A rapidly growing human papillomavirus-positive oral tongue squamous cell carcinoma in a 21-year old female: A case report.

Oral tongue squamous cell carcinoma (OTSCC) has a median age at diagnosis of 62 years. The incidence of OTSCC in young adults has been increasing, and the reason is unclear. The present study describes a case, and molecular analysis, of OTSCC in a 21-year-old female.

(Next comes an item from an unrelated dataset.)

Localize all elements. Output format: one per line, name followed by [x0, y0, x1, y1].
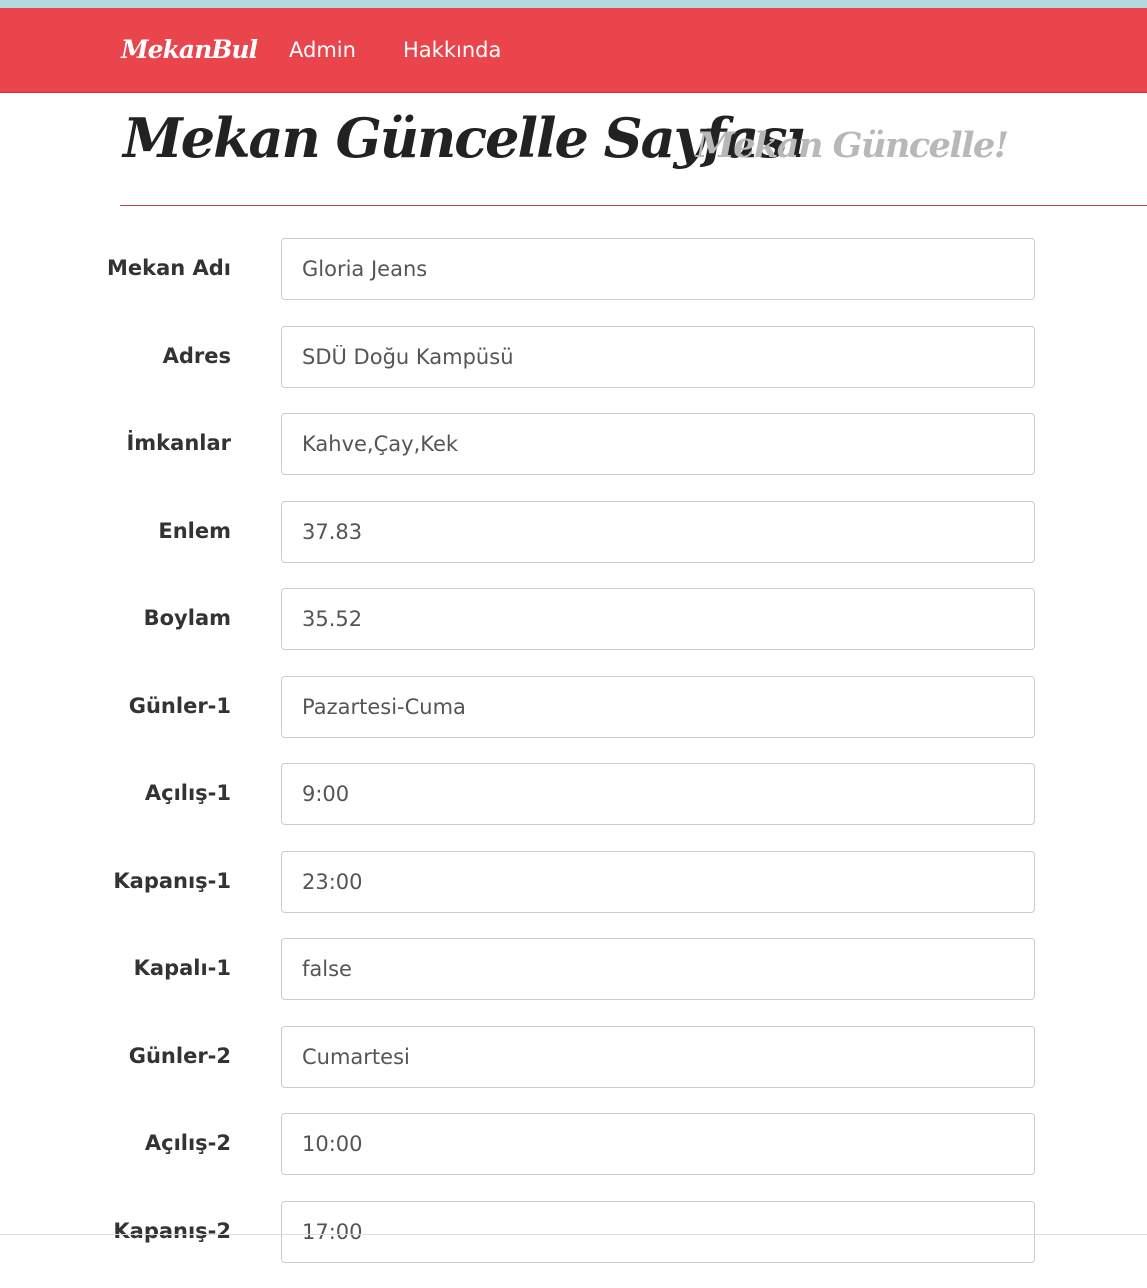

Clinical and pathological information were collected from medical records. Formalin-fixed paraffin-embedded biopsy tissue from the patient was reassessed using standard hematoxylin & eosin staining, and immunohistochemistry was used to assess the expression of cellular p16, MutL homolog (MLH)1, MLH2, MutS homolog 6 (MSH6) and PMS1 homolog 2 (PMS2). The human papilloma virus (HPV) genome was detected by PCR analysis of the extracted DNA. The young age of the patient with OTSCC was unusual. The original pathology report indicated koilocytotic atypia, a cellular abnormality associated with HPV. Although HPV-positive oral cancer tends to occur in 'younger' individuals, 21 years is unusual. The confirmation of biologically active HPV in the tumor was obtained via the observation of strong positive staining for cellular p16. The patient described a maternal family cluster of rare cancer types, thus the possibility that this rapidly growing cancer resulted from HPV infection combined with an underlying genetic mutation causing decreased DNA-mismatch repair was explored. However, MSH1, MSH2, MSH6 and PSM2, proteins that are associated with Lynch Syndrome, were expressed at normal levels. A rapidly growing OTSCC of a 21-year-old female was determined to be HPV-positive. The patient underwent combination chemotherapy and radiation and has experienced long-term survival without recurrence. The reason this tumor grew so quickly in such a young individual remains unknown. These types of cases warrant additional genomic and proteomic studies to improve understanding of this phenomenon.